The temptation comes like a howling north wind at an unexpected moment, and where is your man now? Unable to resist, carried away by the very vice which he thought he had renounced. "Our iniquities, like the wind, have taken us away." Every Christian man here knows this. He knows that the grace of God is stronger than all the winds of temptation, but he knows also that apart from that, he can no more resist sin than the chaff from the hand of the winnower can stand against the blast of a hurricane. He feels that if he be put into the furnace he can abide the fire through grace, but that apart from grace he is as tow before the flame or like wax before the fire. The well-instructed believer is very much afraid of himself; he dares not go into temptation, for he feels that a man who carries a bomb-shell within him ought to mind that he keeps away from the sparks, and that he who has a powder-magazine in his heart ought not to play with fire. He knows that in himself considered, apart from the indwelling of the Holy Spirit, he would as certainly go back to his old sins, and fall again into his past lusts, as do those who crucify the Lord afresh, and put him to an open shame.

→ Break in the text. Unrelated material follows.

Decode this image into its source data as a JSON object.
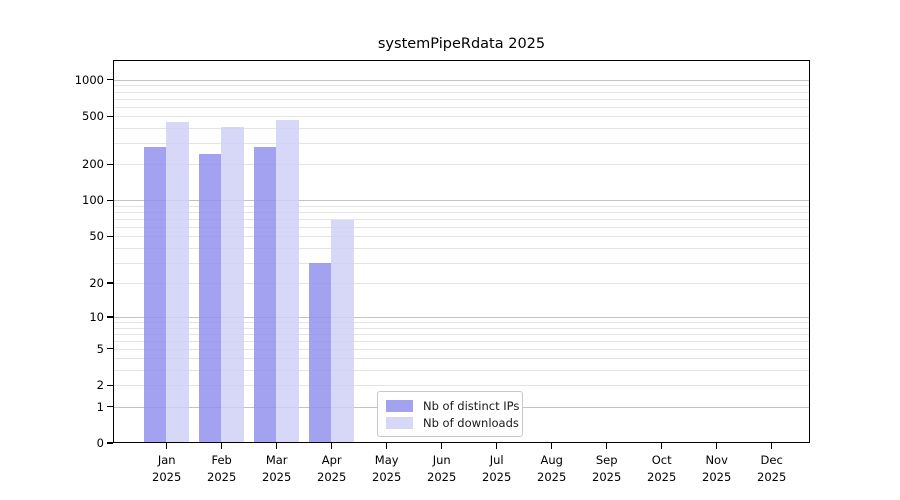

Ah, my hearer, if you do not know this, I am afraid you do not know yourself, and if you do not know yourself you do not know Christ. We must traverse the stripping-room before we can enter into the robing-room. Pull that bracelet from the man’s wrist; off with that crown; strip him of the purple robe; away with those sandals; tear up that cloak. Leave him naked. He is never fit to be clothed till he is naked. Let his foul skin be seen, for he cannot be washed till he can see his filth. Now set his feet upon the rock, but first of all pull his feet from the sand, for as long as they have any foot-hold anywhere else, they cannot stand upon the rock of ages safely and securely. I hope that very many of you do know that your iniquities, like the wind, will carry you away, unless you have the grace of God.
1 comment:
"Let his foul skin be seen, for he cannot be washed till he can see his filth."
Amen.
All my thousands of crimson stains, which no matter how fervently I work to cleanse them, the stain remains. Yet, when the precious blood of Christ washes all my stains, they are forever removed, and I am made pure and sanctified once and for all.
What a truth! It's unbelievable really. Yet, I, by His great grace and mercy, believe it, and ma humbled and blessed forever and ever. So be it and amen.